Ce que les médecins ne disent pas, c’est que plus le sujet est important dans son milieu et ses fonctions, plus son délire est grand. Ainsi, chez certains présidents américains, le personnage biblique qui sert de modèle n’est autre que le Rédempteur en personne, le Machiah décrit dans les prophéties. Bien sûr, le sujet ne l’avoue pas ouvertement, on risquerait à juste titre de ne pas le croire. Il pense pouvoir juger sans voir et sans entendre, mais à vue de nez.
Quand ces sommités sont chez elles, le trouble se présente sous sa phase léthargique et reste modéré. Elles se prononcent sur tous les sujets, et donnent des conseils tous azimuts à touts les chefs d’Etats. Mais, qu’elles arrivent à Jérusalem, elles s’illuminent. Ces personnages s’allument. Ils se mettent à divaguer et à prophétiser, c’est du moins ce dont ils sont persuadés.
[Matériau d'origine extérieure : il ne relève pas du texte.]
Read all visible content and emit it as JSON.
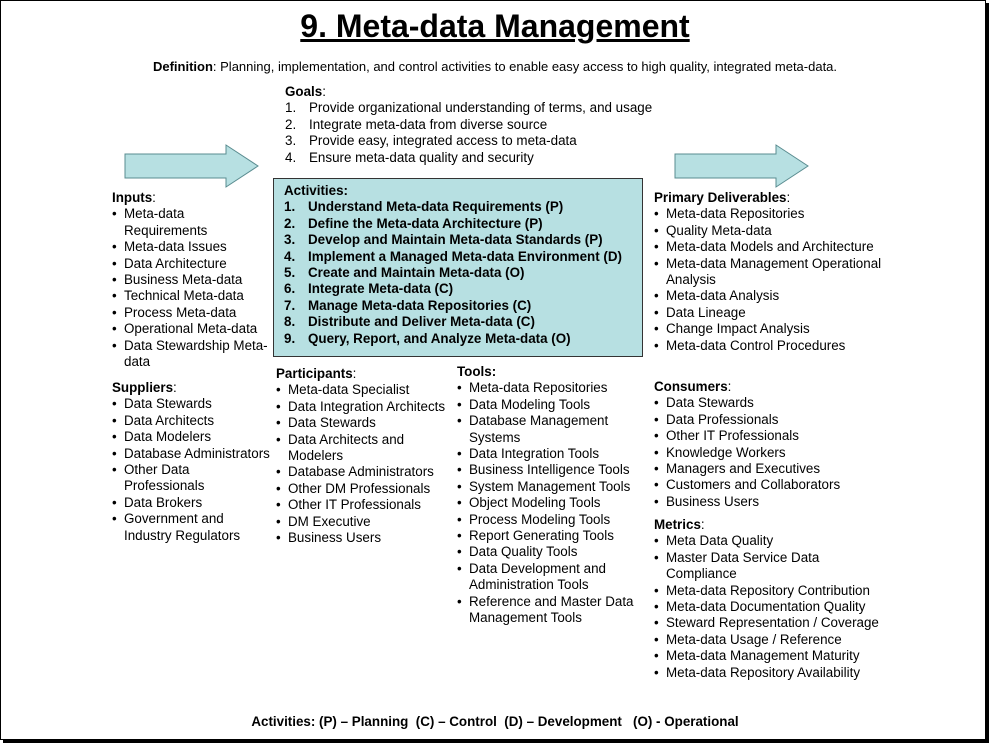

Je vous avais parlé d’un pseudo-nouveau-prophète répondant au nom de Bush (prononcer bouche), et qui, un an avant la fin de son mandat, disait que des accords de son cru allaient être signés dans l’année ; il tenait un discours incohérent où il était question de la paix des temps messianiques. Le nouveau, qui vient juste de prendre son service, se met à donner des ordres apocalyptiques interdisant aux Juifs, à D. ne plaise, de s’étendre, de croître et de se multiplier. Celui-là, avec les commandements qu’il donne, il vaut mieux ne pas dire pour qui il se prend.
Là où personne ne s’aperçoit de rien, c’est quand on oblige le pays tout entier à se prêter au jeu. Il y a une dizaine d’années, un certain Clinton, (prononcer kleene-tonne) a ressenti cette incontournable pulsion de vouloir visiter la ville seul. Le hic, c’est que son pèlerinage dans la ville est parti de Tel-Aviv. Pour répondre à ses désirs inspirés par le syndrome, le pays a donc été immobilisé pendant plus d’une demi-journée. Les papes, comme les numéros 2 ou 16, plus modestes, n’éveillent pas non plus les soupçons quand le Kotel leur est exclusivement réservé, le temps de leur passage dans la ville, où ils doivent être seuls.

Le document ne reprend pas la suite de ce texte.